Companies will need to ensure they apply generative-design approaches across the entire commercialization process as well. Generative algorithms can offer value at multiple points in the journey of a product from concept to market:
- Initial concept. Testing new shapes and geometries, translating innovative ideas from the designer’s mind into a tangible product.
- Detailed design and engineering. Achieving new levels of product performance while minimizing cost.
- Manufacturing. Assessing candidate geometries for manufacturability and, where applicable, enabling and accelerating the use of additive-manufacturing processes.
- Product improvement. Supporting design-to-cost, -value, and -weight efforts, unlocking additional value and margin improvement.
- Procurement. Structuring complex tender processes to improve tradeoffs among pricing, technical capabilities, traceability, risk, sustainability, and other factors.
Challenges, opportunities, and enablers
For today’s product-development leaders, generative-design technologies present a number of significant cultural, organizational, and competitive challenges.

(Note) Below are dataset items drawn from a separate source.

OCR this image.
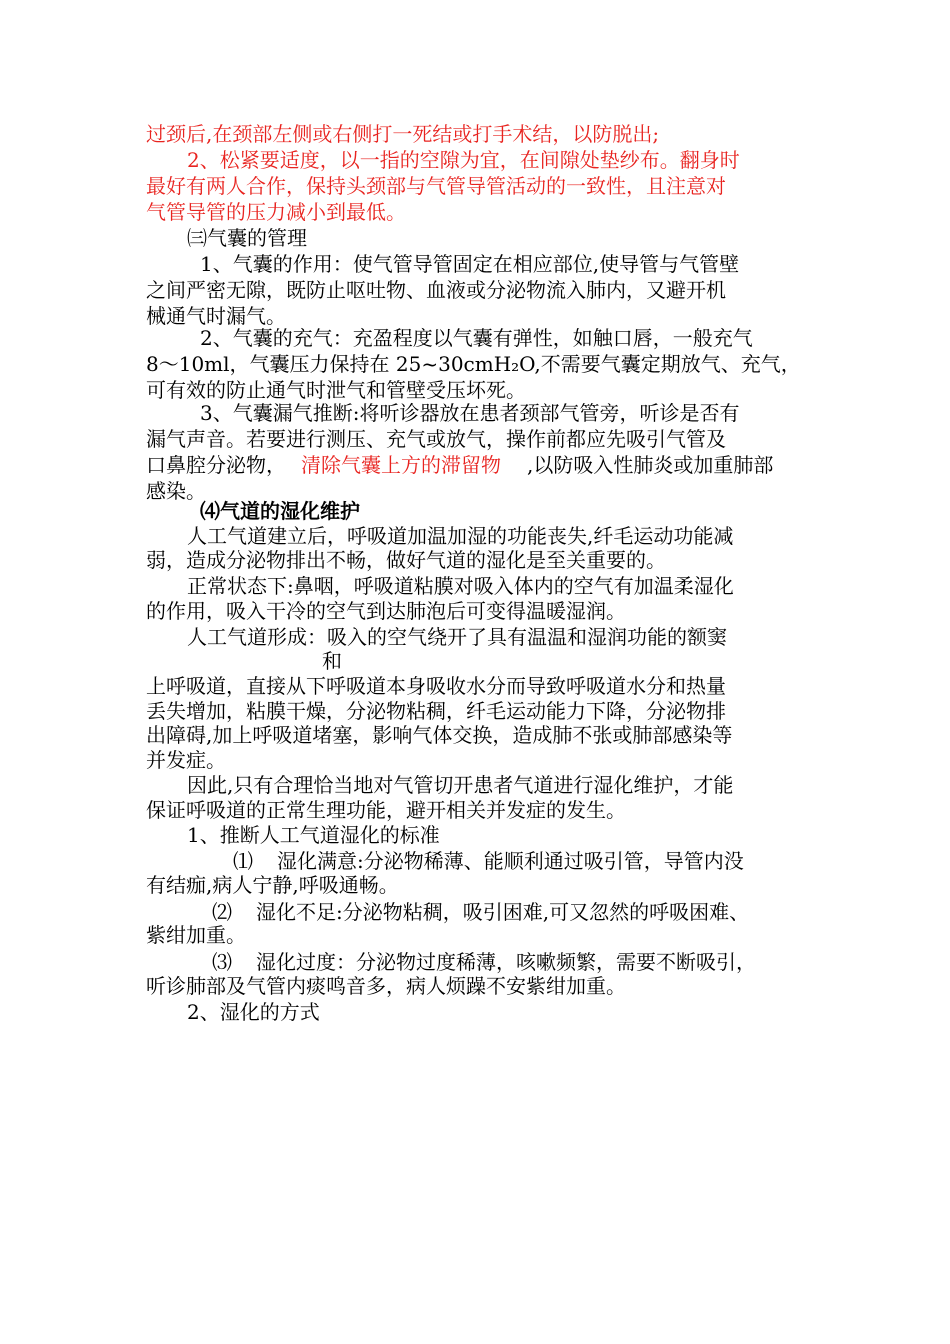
过颈后,在颈部左侧或右侧打一死结或打手术结，以防脱出;
2、松紧要适度，以一指的空隙为宜，在间隙处垫纱布。翻身时
最好有两人合作，保持头颈部与气管导管活动的一致性，且注意对
气管导管的压力减小到最低。
㈢气囊的管理
1、气囊的作用：使气管导管固定在相应部位,使导管与气管壁
之间严密无隙，既防止呕吐物、血液或分泌物流入肺内，又避开机
械通气时漏气。
2、气囊的充气：充盈程度以气囊有弹性，如触口唇，一般充气
8～10ml，气囊压力保持在 25~30cmH₂O,不需要气囊定期放气、充气，
可有效的防止通气时泄气和管壁受压坏死。
3、气囊漏气推断:将听诊器放在患者颈部气管旁，听诊是否有
漏气声音。若要进行测压、充气或放气，操作前都应先吸引气管及
口鼻腔分泌物， 清除气囊上方的滞留物 ,以防吸入性肺炎或加重肺部
感染。
⑷气道的湿化维护
人工气道建立后，呼吸道加温加湿的功能丧失,纤毛运动功能减
弱，造成分泌物排出不畅，做好气道的湿化是至关重要的。
正常状态下:鼻咽，呼吸道粘膜对吸入体内的空气有加温柔湿化
的作用，吸入干冷的空气到达肺泡后可变得温暖湿润。
人工气道形成：吸入的空气绕开了具有温温和湿润功能的额窦
和
上呼吸道，直接从下呼吸道本身吸收水分而导致呼吸道水分和热量
丢失增加，粘膜干燥，分泌物粘稠，纤毛运动能力下降，分泌物排
出障碍,加上呼吸道堵塞，影响气体交换，造成肺不张或肺部感染等
并发症。
因此,只有合理恰当地对气管切开患者气道进行湿化维护，才能
保证呼吸道的正常生理功能，避开相关并发症的发生。
1、推断人工气道湿化的标准
⑴ 湿化满意:分泌物稀薄、能顺利通过吸引管，导管内没
有结痂,病人宁静,呼吸通畅。
⑵ 湿化不足:分泌物粘稠，吸引困难,可又忽然的呼吸困难、
紫绀加重。
⑶ 湿化过度：分泌物过度稀薄，咳嗽频繁，需要不断吸引，
听诊肺部及气管内痰鸣音多，病人烦躁不安紫绀加重。
2、湿化的方式
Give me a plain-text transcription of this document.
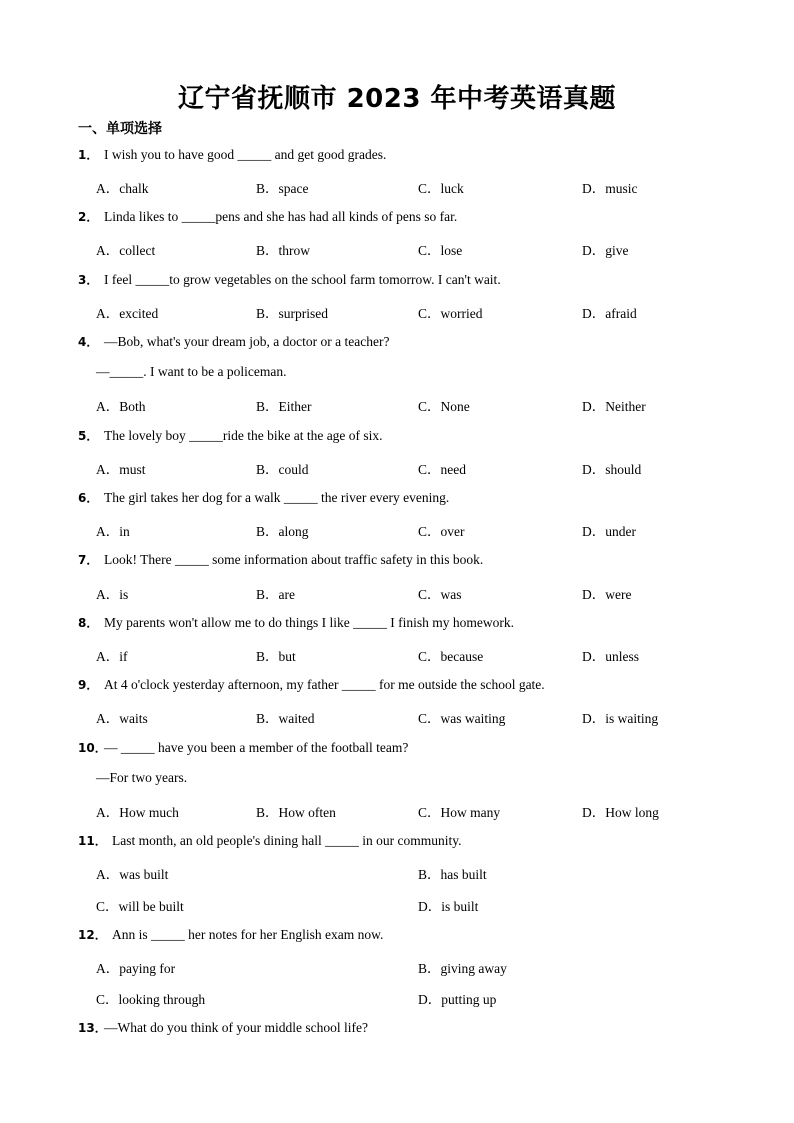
辽宁省抚顺市 2023 年中考英语真题
一、单项选择
1． I wish you to have good _____ and get good grades.
A．chalk	B．space	C．luck	D．music
2． Linda likes to _____pens and she has had all kinds of pens so far.
A．collect	B．throw	C．lose	D．give
3． I feel _____to grow vegetables on the school farm tomorrow. I can't wait.
A．excited	B．surprised	C．worried	D．afraid
4． —Bob, what's your dream job, a doctor or a teacher?
—_____. I want to be a policeman.
A．Both	B．Either	C．None	D．Neither
5． The lovely boy _____ride the bike at the age of six.
A．must	B．could	C．need	D．should
6． The girl takes her dog for a walk _____ the river every evening.
A．in	B．along	C．over	D．under
7． Look! There _____ some information about traffic safety in this book.
A．is	B．are	C．was	D．were
8． My parents won't allow me to do things I like _____ I finish my homework.
A．if	B．but	C．because	D．unless
9． At 4 o'clock yesterday afternoon, my father _____ for me outside the school gate.
A．waits	B．waited	C．was waiting	D．is waiting
10．— _____ have you been a member of the football team?
—For two years.
A．How much	B．How often	C．How many	D．How long
11． Last month, an old people's dining hall _____ in our community.
A．was built	B．has built
C．will be built	D．is built
12． Ann is _____ her notes for her English exam now.
A．paying for	B．giving away
C．looking through	D．putting up
13．—What do you think of your middle school life?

One of the first barriers is likely to be stakeholder acceptance of the resulting parts and products: generative algorithms produce designs that may be radically different from their human-designed predecessors. Some observers even find them “alien” or disturbing. That can hinder the acceptance of generative solutions by internal stakeholders, even when the proposed designs are technically superior. Using generative design for customer-facing parts creates similar acceptance challenges, although some companies are already capitalizing on the approach to create products with a unique and highly differentiated appearance.
A second major challenge is cultural. The large-scale adoption of generative approaches could change a company’s requirements for talent, knowhow, and resources in the product-development function. For example, generative solutions may involve less time from experienced engineers and designers, which may enable shorter product-development cycles. That raises questions about organizational design and resource allocation for established players, and potentially lowers the barriers to entry for new competitors.
The third set of issues concern process integration. Companies need to think through how generative approaches will mesh into existing engineering processes, data platforms, and toolchains. The rapid development pace of generative-design technologies means companies will likely need more flexibility to use different tools from different vendors, with the ability to exchange and upgrade their design tools as technology evolves. That requires open, adaptable systems and a high level of agility in both the product-development and IT functions.
In the coming years, generative algorithms will continue to evolve, becoming more powerful, more widely applicable, and easier to use. As additional computing power becomes available, it will be possible to extend the approach beyond the part level to permit the optimization of assemblies and, ultimately, complete products.
Several leading companies are already taking generative design beyond the pilot phase and applying it across their organizations. That requires investment in tools, education, and cultural change. But for those willing to commit, the positive effects on time to market, cost, and product performance are likely to be significant.